É um jogo de contrastes: rochas, relógios moles (marcando horas diferentes), luz e sombra, realidade e sonho, razão e paradoxo. Os relógios, traduzem objectivamente o tempo( consciência=racionalidade). Dali retira os objectos do seu contexto real(como por exemplo, um relógio pendurado num ramo seco de uma árvore),tentando libertar-se da racionalidade e uma procura do abstracto .A sombra tem uma força poderosa neste quadro. Está em movimento.
É um retrato da complexidade da mente humana, a vida e a morte, o tempo é medido e sentido, onde a fantasia expulsa o que é real, e no fim disto tudo a memória continua a existir.

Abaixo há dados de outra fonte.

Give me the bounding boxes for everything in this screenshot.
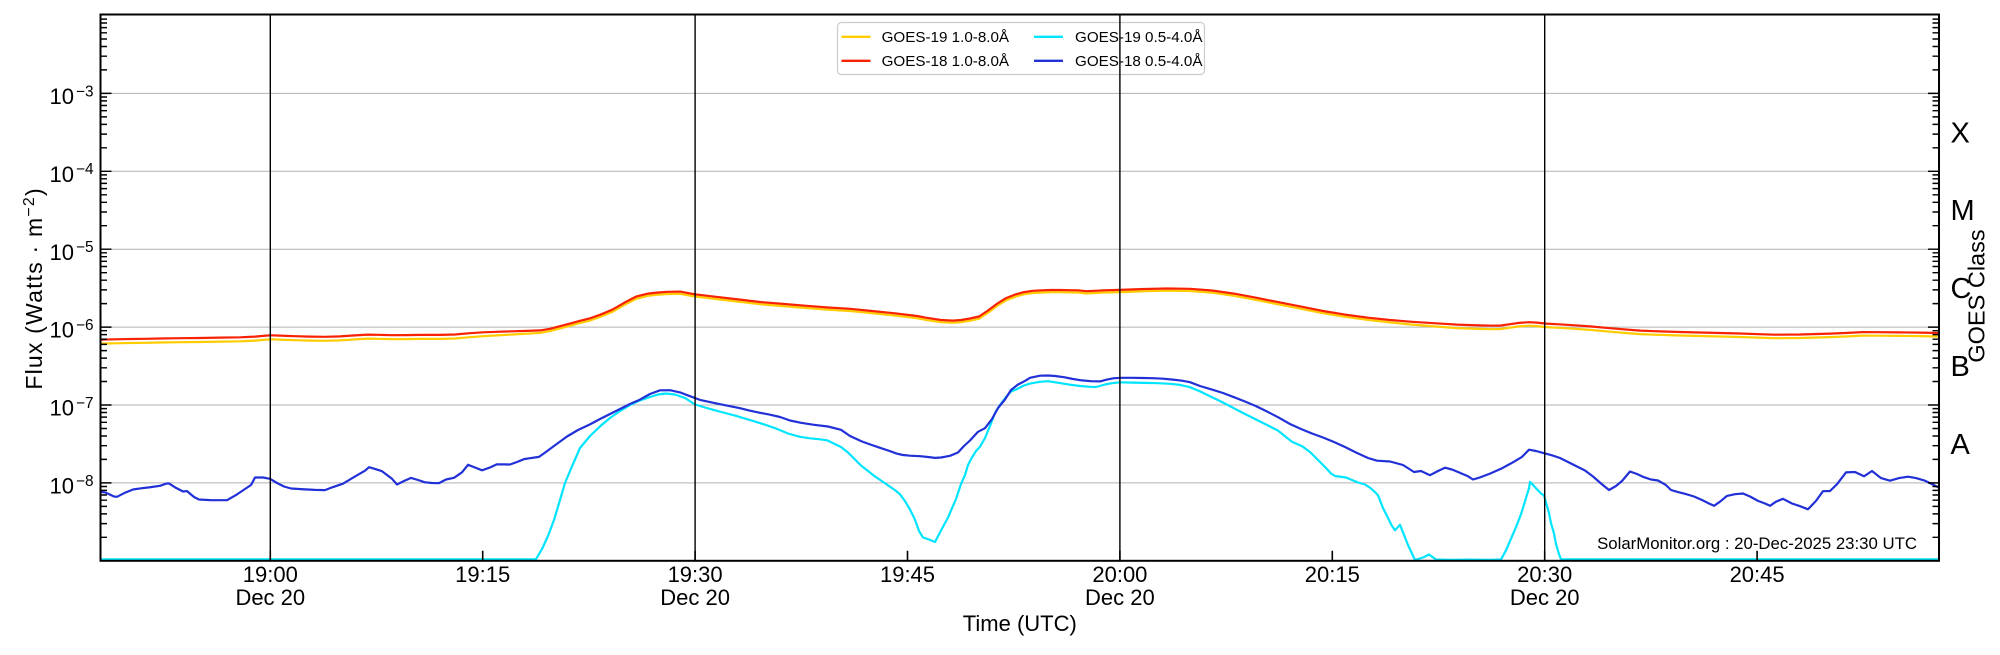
svg-text:SolarMonitor.org : 20-Dec-2025: SolarMonitor.org : 20-Dec-2025 23:30 UTC	[1597, 534, 1917, 553]
svg-text:Time (UTC): Time (UTC)	[963, 611, 1077, 636]
svg-text:B: B	[1951, 351, 1970, 383]
svg-text:Flux (Watts · m−2): Flux (Watts · m−2)	[21, 187, 47, 390]
svg-text:GOES-18 1.0-8.0Å: GOES-18 1.0-8.0Å	[882, 53, 1010, 70]
svg-text:Dec 20: Dec 20	[1085, 585, 1155, 610]
svg-text:M: M	[1951, 195, 1975, 227]
svg-text:−5: −5	[76, 239, 94, 256]
svg-text:GOES Class: GOES Class	[1964, 229, 1990, 362]
svg-text:GOES-19 1.0-8.0Å: GOES-19 1.0-8.0Å	[882, 29, 1010, 46]
svg-text:Dec 20: Dec 20	[1510, 585, 1580, 610]
svg-text:GOES-19 0.5-4.0Å: GOES-19 0.5-4.0Å	[1075, 29, 1203, 46]
svg-text:10: 10	[50, 318, 74, 343]
svg-text:20:30: 20:30	[1517, 562, 1572, 587]
svg-text:−6: −6	[76, 317, 94, 334]
svg-text:Dec 20: Dec 20	[660, 585, 730, 610]
svg-text:20:00: 20:00	[1092, 562, 1147, 587]
svg-text:X: X	[1951, 117, 1970, 149]
svg-text:20:15: 20:15	[1305, 562, 1360, 587]
svg-text:19:45: 19:45	[880, 562, 935, 587]
svg-text:−7: −7	[76, 395, 94, 412]
svg-text:19:30: 19:30	[668, 562, 723, 587]
svg-text:10: 10	[50, 240, 74, 265]
svg-text:19:00: 19:00	[243, 562, 298, 587]
svg-text:19:15: 19:15	[455, 562, 510, 587]
svg-text:C: C	[1951, 273, 1972, 305]
svg-text:−8: −8	[76, 473, 94, 490]
svg-text:Dec 20: Dec 20	[235, 585, 305, 610]
svg-text:10: 10	[50, 474, 74, 499]
svg-text:A: A	[1951, 429, 1971, 461]
svg-text:GOES-18 0.5-4.0Å: GOES-18 0.5-4.0Å	[1075, 53, 1203, 70]
svg-text:10: 10	[50, 396, 74, 421]
svg-text:10: 10	[50, 162, 74, 187]
svg-text:−3: −3	[76, 83, 94, 100]
svg-text:20:45: 20:45	[1730, 562, 1785, 587]
svg-text:−4: −4	[76, 161, 94, 178]
svg-text:10: 10	[50, 84, 74, 109]
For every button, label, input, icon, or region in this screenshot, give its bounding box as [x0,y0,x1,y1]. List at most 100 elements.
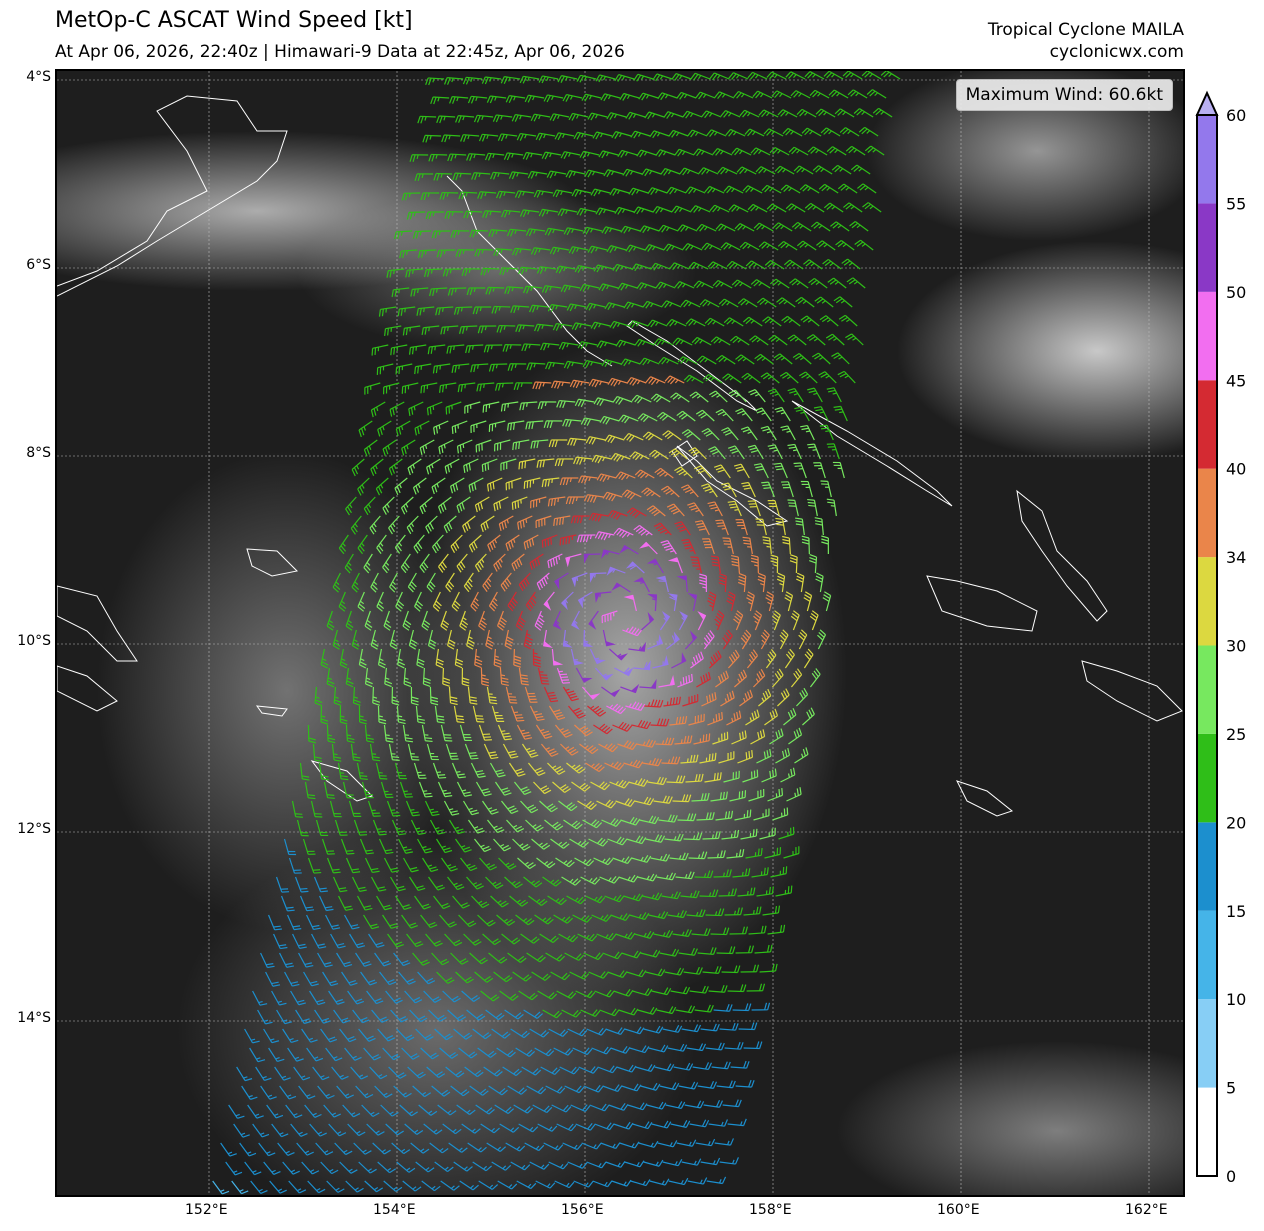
wind-barb [511,113,532,122]
wind-barb [691,792,710,802]
wind-barb [263,1161,281,1175]
wind-barb [707,591,717,612]
wind-barb [421,610,431,631]
wind-barb [821,535,829,555]
wind-barb [830,221,850,232]
wind-barb [518,458,536,470]
wind-barb [447,287,467,296]
wind-barb [716,1080,736,1089]
wind-barb [472,1161,492,1172]
wind-barb [642,757,662,767]
wind-barb [466,153,486,161]
wind-barb [382,1047,401,1061]
wind-barb [719,1157,739,1165]
wind-barb [604,434,625,444]
wind-barb [454,648,464,669]
wind-barb [550,971,571,981]
wind-barb [634,930,655,939]
wind-barb [586,1161,607,1169]
wind-barb [608,1102,629,1111]
wind-barb [312,1066,330,1081]
wind-barb [404,990,423,1004]
wind-barb [615,931,636,940]
wind-barb [728,389,747,403]
wind-barb [353,819,368,836]
wind-barb [599,1008,620,1017]
wind-barb [563,227,584,236]
wind-barb [428,876,445,891]
wind-barb [683,374,704,384]
wind-barb [504,876,523,889]
wind-barb [288,857,302,874]
wind-barb [445,401,462,415]
coastline [626,320,758,412]
wind-barb [369,743,381,762]
wind-barb [544,819,564,831]
wind-barb [737,572,747,593]
wind-barb [598,283,619,292]
wind-barb [464,401,481,414]
wind-barb [364,382,381,395]
wind-barb [751,867,769,878]
wind-barb [545,361,565,370]
wind-barb [377,1028,396,1042]
wind-barb [760,372,780,384]
wind-barb [628,641,647,652]
wind-barb [465,344,484,354]
wind-barb [647,319,668,328]
wind-barb [602,1084,623,1093]
wind-barb [563,360,584,369]
wind-barb [666,186,687,195]
wind-barb [524,94,545,103]
wind-barb [620,816,641,826]
wind-barb [363,496,376,516]
wind-barb [606,703,627,715]
wind-barb [370,572,379,593]
wind-barb [726,849,745,859]
wind-barb [555,265,576,274]
wind-barb [399,1104,419,1117]
wind-barb [638,1140,659,1148]
wind-barb [507,363,527,371]
wind-barb [585,436,606,445]
wind-barb [815,108,836,118]
wind-barb [440,610,450,631]
wind-barb [624,1026,645,1035]
wind-barb [391,819,407,836]
wind-barb [453,306,473,315]
wind-barb [416,838,433,854]
wind-barb [513,1104,534,1114]
wind-barb [466,1009,486,1021]
wind-barb [548,705,566,721]
wind-barb [543,686,559,703]
wind-barb [542,1009,563,1019]
wind-barb [512,439,530,451]
wind-barb [478,610,488,631]
wind-barb [763,128,784,137]
wind-barb [787,334,807,346]
wind-barb [292,933,307,949]
wind-barb [558,800,578,812]
wind-barb [498,515,514,532]
wind-barb [450,1085,470,1097]
wind-barb [515,1047,536,1057]
wind-barb [652,655,669,669]
wind-barb [722,629,733,650]
wind-barb [574,264,595,273]
wind-barb [410,287,429,297]
wind-barb [680,299,701,308]
wind-barb [745,848,763,859]
wind-barb [528,762,546,776]
wind-barb [607,836,628,846]
wind-barb [723,317,744,327]
wind-barb [687,1177,708,1185]
wind-barb [252,990,268,1006]
wind-barb [418,781,433,798]
wind-barb [688,851,708,860]
wind-barb [332,572,341,593]
wind-barb [416,648,425,669]
wind-barb [250,1180,268,1194]
wind-barb [374,952,391,967]
wind-barb [748,789,765,802]
wind-barb [764,847,782,859]
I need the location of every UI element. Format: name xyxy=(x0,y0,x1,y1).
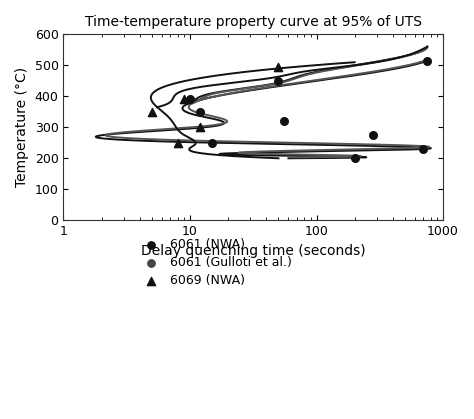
6061 (Gulloti et al.) xyxy=(419,146,427,153)
6061 (Gulloti et al.) xyxy=(280,118,287,124)
6061 (NWA) xyxy=(423,57,431,64)
6061 (NWA) xyxy=(419,146,427,153)
6061 (Gulloti et al.) xyxy=(196,109,204,115)
6069 (NWA) xyxy=(274,64,282,70)
Y-axis label: Temperature (°C): Temperature (°C) xyxy=(15,67,29,187)
6069 (NWA) xyxy=(174,140,182,146)
X-axis label: Delay quenching time (seconds): Delay quenching time (seconds) xyxy=(141,244,365,258)
6069 (NWA) xyxy=(196,124,204,131)
6061 (NWA) xyxy=(209,140,216,146)
6061 (NWA) xyxy=(274,78,282,84)
6061 (Gulloti et al.) xyxy=(274,78,282,84)
6061 (Gulloti et al.) xyxy=(209,140,216,146)
6069 (NWA) xyxy=(148,109,155,115)
6061 (Gulloti et al.) xyxy=(186,96,194,103)
6069 (NWA) xyxy=(181,96,188,103)
Title: Time-temperature property curve at 95% of UTS: Time-temperature property curve at 95% o… xyxy=(85,15,422,29)
6061 (Gulloti et al.) xyxy=(423,57,431,64)
6061 (NWA) xyxy=(369,132,377,138)
6061 (NWA) xyxy=(351,155,358,162)
6061 (NWA) xyxy=(196,109,204,115)
6061 (Gulloti et al.) xyxy=(369,132,377,138)
Legend: 6061 (NWA), 6061 (Gulloti et al.), 6069 (NWA): 6061 (NWA), 6061 (Gulloti et al.), 6069 … xyxy=(134,233,297,292)
6061 (NWA) xyxy=(186,96,194,103)
6061 (Gulloti et al.) xyxy=(351,155,358,162)
6061 (NWA) xyxy=(280,118,287,124)
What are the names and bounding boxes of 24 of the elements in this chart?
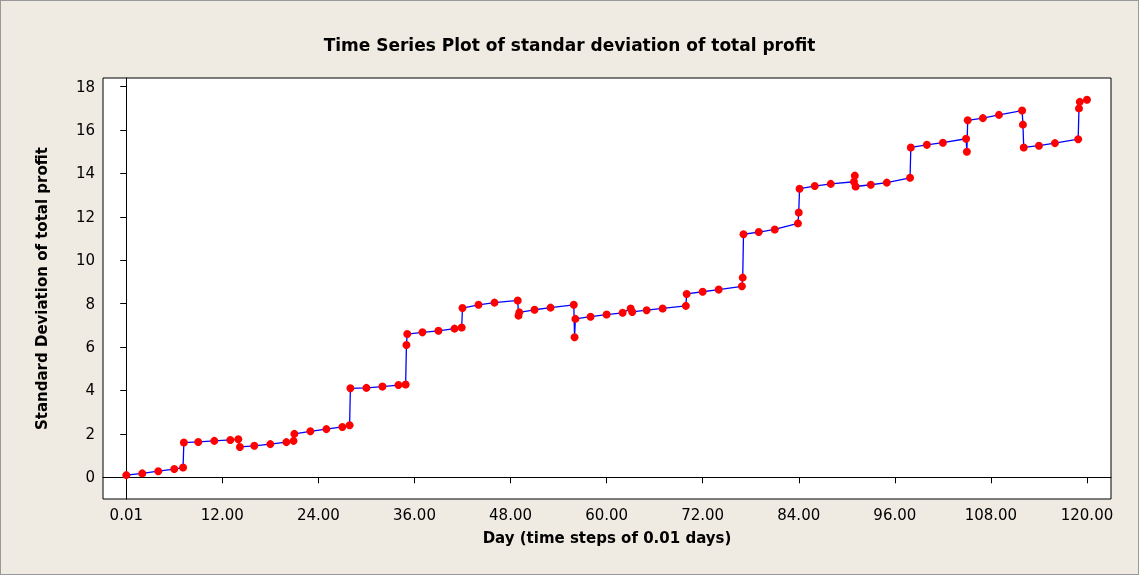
x-tick-label: 0.01 <box>109 505 143 524</box>
x-tick-label: 12.00 <box>200 505 244 524</box>
y-tick-label: 10 <box>75 251 95 270</box>
x-tick-label: 96.00 <box>873 505 917 524</box>
y-axis-title: Standard Deviation of total profit <box>32 146 51 431</box>
x-axis-title: Day (time steps of 0.01 days) <box>482 528 732 547</box>
x-tick-label: 84.00 <box>777 505 821 524</box>
y-tick-label: 0 <box>85 468 95 487</box>
y-tick-label: 12 <box>75 207 95 226</box>
x-tick-label: 72.00 <box>681 505 725 524</box>
y-tick-label: 8 <box>85 294 95 313</box>
x-tick-label: 36.00 <box>392 505 436 524</box>
x-tick-label: 60.00 <box>585 505 629 524</box>
x-tick-label: 120.00 <box>1060 505 1114 524</box>
x-tick-label: 108.00 <box>964 505 1018 524</box>
x-tick-label: 24.00 <box>296 505 340 524</box>
chart-title: Time Series Plot of standar deviation of total profit <box>323 34 816 55</box>
y-tick-label: 4 <box>85 381 95 400</box>
y-tick-label: 14 <box>75 164 95 183</box>
y-tick-label: 18 <box>75 77 95 96</box>
y-tick-label: 6 <box>85 338 95 357</box>
x-tick-label: 48.00 <box>489 505 532 524</box>
y-tick-label: 16 <box>75 121 95 140</box>
y-tick-label: 2 <box>85 424 95 443</box>
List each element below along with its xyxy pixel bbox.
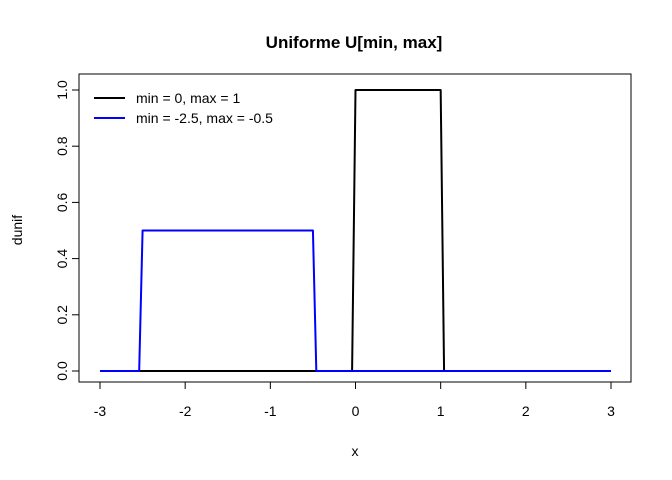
x-axis-label: x — [352, 443, 359, 459]
legend-label-2: min = -2.5, max = -0.5 — [136, 110, 273, 126]
legend-label-1: min = 0, max = 1 — [136, 90, 240, 106]
y-tick-label: 0.8 — [54, 136, 70, 156]
x-tick-label: 0 — [352, 403, 360, 419]
x-axis: -3 -2 -1 0 1 2 3 — [94, 381, 615, 419]
x-tick-label: 3 — [607, 403, 615, 419]
y-tick-label: 0.6 — [54, 192, 70, 212]
chart-title: Uniforme U[min, max] — [266, 33, 443, 52]
y-tick-label: 0.4 — [54, 249, 70, 269]
legend: min = 0, max = 1 min = -2.5, max = -0.5 — [94, 90, 273, 126]
y-tick-label: 0.0 — [54, 361, 70, 381]
y-axis: 0.0 0.2 0.4 0.6 0.8 1.0 — [54, 80, 80, 381]
x-tick-label: 2 — [522, 403, 530, 419]
x-tick-label: -2 — [179, 403, 192, 419]
series-layer — [100, 89, 611, 372]
x-tick-label: 1 — [437, 403, 445, 419]
x-tick-label: -3 — [94, 403, 107, 419]
x-tick-label: -1 — [264, 403, 277, 419]
y-axis-label: dunif — [9, 215, 25, 245]
y-tick-label: 1.0 — [54, 80, 70, 100]
y-tick-label: 0.2 — [54, 305, 70, 325]
series-line-2 — [100, 229, 611, 372]
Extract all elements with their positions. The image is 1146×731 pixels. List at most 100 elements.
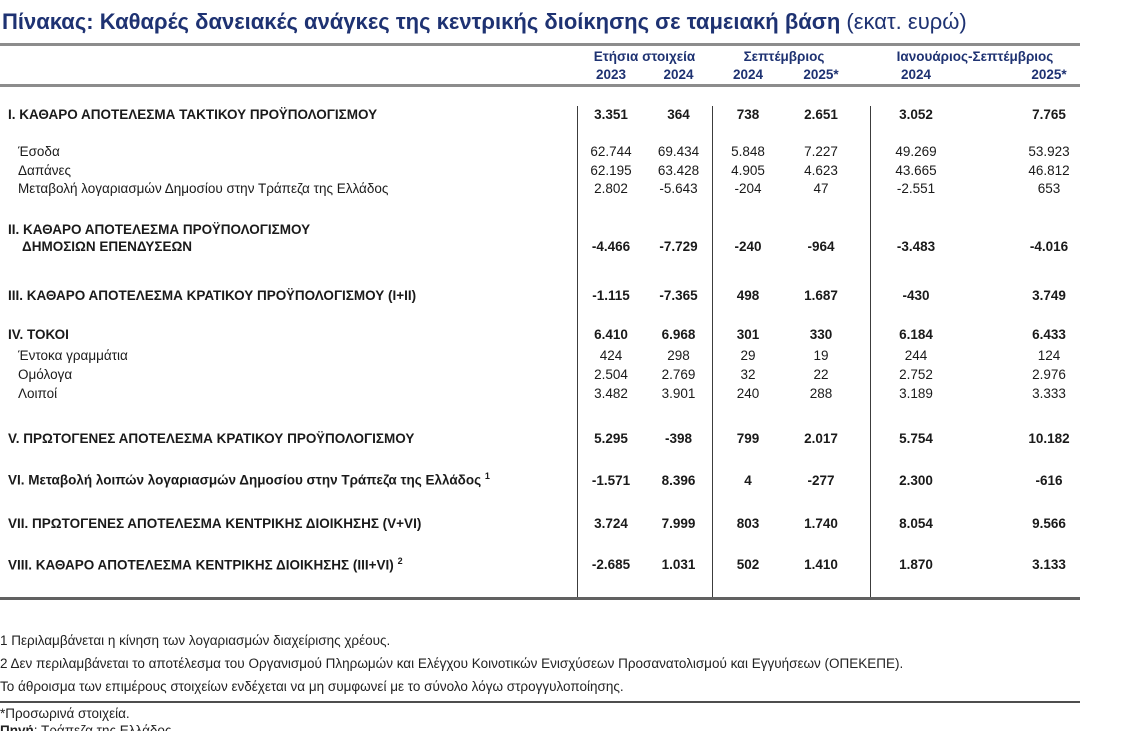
value-cell: -7.729 [659,239,698,254]
value-cell: -5.643 [659,181,698,196]
row-label: Μεταβολή λογαριασμών Δημοσίου στην Τράπε… [18,181,389,196]
value-cell: 240 [736,386,760,401]
table-row: IV. ΤΟΚΟΙ 6.410 6.968 301 330 6.184 6.43… [0,326,1080,343]
value-cell: -616 [1035,472,1063,488]
value-cell: 364 [667,107,690,122]
table-row: III. ΚΑΘΑΡΟ ΑΠΟΤΕΛΕΣΜΑ ΚΡΑΤΙΚΟΥ ΠΡΟΫΠΟΛΟ… [0,287,1080,304]
value-cell: 47 [813,181,829,196]
table-top-rule [0,43,1080,46]
value-cell: 301 [736,327,760,342]
value-cell: 6.968 [661,327,696,342]
table-body: I. ΚΑΘΑΡΟ ΑΠΟΤΕΛΕΣΜΑ ΤΑΚΤΙΚΟΥ ΠΡΟΫΠΟΛΟΓΙ… [0,106,1080,597]
table-row: Ομόλογα 2.504 2.769 32 22 2.752 2.976 [0,366,1080,383]
value-cell: 2.802 [594,181,628,196]
footnote-ref-2: 2 [397,555,403,566]
rounding-note: Το άθροισμα των επιμέρους στοιχείων ενδέ… [0,679,624,694]
footnote-2: 2 Δεν περιλαμβάνεται το αποτέλεσμα του Ο… [0,656,904,671]
value-cell: 3.724 [594,515,628,531]
table-row: Δαπάνες 62.195 63.428 4.905 4.623 43.665… [0,162,1080,179]
value-cell: -204 [734,181,762,196]
value-cell: 49.269 [895,144,937,159]
row-label: VI. Μεταβολή λοιπών λογαριασμών Δημοσίου… [0,468,577,489]
corner-cell [0,48,577,66]
data-table: Ετήσια στοιχεία Σεπτέμβριος Ιανουάριος-Σ… [0,43,1080,600]
value-cell: 7.227 [804,144,838,159]
value-cell: -2.685 [591,557,631,572]
year-header-row: 2023 2024 2024 2025* 2024 2025* [0,66,1080,84]
row-label: Έντοκα γραμμάτια [18,348,128,363]
table-row: Λοιποί 3.482 3.901 240 288 3.189 3.333 [0,385,1080,402]
value-cell: -4.466 [591,239,631,254]
value-cell: -7.365 [659,288,698,303]
value-cell: 2.651 [804,107,838,122]
column-divider [712,106,713,597]
source-note: Πηγή: Τράπεζα της Ελλάδος. [0,722,1080,731]
footnote-ref-1: 1 [484,471,490,481]
value-cell: 799 [736,431,760,446]
footnotes: 1 Περιλαμβάνεται η κίνηση των λογαριασμώ… [0,629,1080,731]
table-row: V. ΠΡΩΤΟΓΕΝΕΣ ΑΠΟΤΕΛΕΣΜΑ ΚΡΑΤΙΚΟΥ ΠΡΟΫΠΟ… [0,430,1080,447]
source-text: : Τράπεζα της Ελλάδος. [33,723,176,731]
value-cell: 2.976 [1032,367,1066,382]
row-label: I. ΚΑΘΑΡΟ ΑΠΟΤΕΛΕΣΜΑ ΤΑΚΤΙΚΟΥ ΠΡΟΫΠΟΛΟΓΙ… [8,107,378,122]
value-cell: 1.410 [804,557,838,572]
value-cell: 8.396 [661,472,696,488]
row-label: III. ΚΑΘΑΡΟ ΑΠΟΤΕΛΕΣΜΑ ΚΡΑΤΙΚΟΥ ΠΡΟΫΠΟΛΟ… [8,288,417,303]
value-cell: 3.133 [1032,557,1066,572]
table-row: VIII. ΚΑΘΑΡΟ ΑΠΟΤΕΛΕΣΜΑ ΚΕΝΤΡΙΚΗΣ ΔΙΟΙΚΗ… [0,553,1080,574]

"Os criadores não são pessoas fáceis, porque assumem papeis de diferentes personagens, emocionalmente diferentes, tornando o artista ( criador )uma pessoa emocionalmente desiquilibrada." ( registo esta frase dita hoje na TV por uma actriz).
Helena Borralho

Anónimo disse...

Esqueci-me de dizer adorei o teu artigo Anabela Quelhas

Helena Borralho

Anabela Quelhas disse...

Nesta pintura de Dali, sempre me fez confusão, o Cabo de Creus ser pintado do lado direito... eu não conheço em pormenor aquela zona geográfica, mas parece-me que sendo os Pirinéus um dos limites geograficos da Catalunha, estes deveriam surgir do lado esquerdo do observador.Ainda não encontrei qualquer alusão a este pormenor. Enfim!!!
Picuinhices!!!!!

Anónimo disse...

Amiga Helena Borralho:
Provou a toda a gente, com o seu comentário, um talento invejável e enorme. Revela conhecimentos e um inegável poder de comunicação e expressão que só os grandes escritores possuem. Admirável! Espectacular! Surpreendente! Fiquei atónito, perplexo, enquanto os meus olhos iam seguindo as brilhantes palavras, as deslumbrantes frases construídas com enorme sensatez e grande poder criativo. Queria que aqui ficasse patente que a admiro e nutro pelo fluír da sua escrita grande atenção e enorme estima. Escreve muito bem. Deve ter um cérebro de ouro. Ideias perfeitas, sóbrias, harmoniosas e, de certeza, bem-estar nelas que parecem cintilar, brilhar a cada instante. Deve ser uma pessoa boa e interpretar actos impensados ou mal construidos pelas pessoas uma paciência e uma tolerância de compreender e saber perdoar. Se, há tempos atrás, fiz algo de errado, quero que me desculpe. Não faço mal a ninguém. Pelo contrário, anseio fazer cada ser humano deste planeta conturbado em que vivemos, felizes e todos, mas todos, os seus habitantes de bem consigo próprio e com os seus. Sou Pai. Sou marido. Sou amigo. Sou um lutador da vida. Sou Professor. Defendo ideais e princípios de uma boa cidadania e convivência social dirigidos para a educação das atitudes e dos actos correctos, rumo à felicidade que queremos para nós e para todos os habitantes deste lugar pequenino chamado Portugal. Penso que comecei agora a perceber a beleza imensa das suas ideias, do pensamento deslumbrante que possuí e transforma de uma forma perfeita e entendedora em beleza, quase por magia. Pela magia da sua escrita. Também sou um Professor atento e dedicado aos seus alunos. O meu sonho era que fossem válidos, utéis, participantes e repletos de alegria de viver, integrados mais tarde na sociedade. Desculpe, qualquer coisa menos boa que tenha proferido, mas foi, talvez, impensada e injusta. Desde já o meu pedido de desculpa.
Sempre a estimá-la e a considerá-la, aguardando com ansiedade pelos seus brilhantes comentários e pela sua encantadora escrita.
Um professor ignorado que ama tudo o que é feito de crianças em sua volta.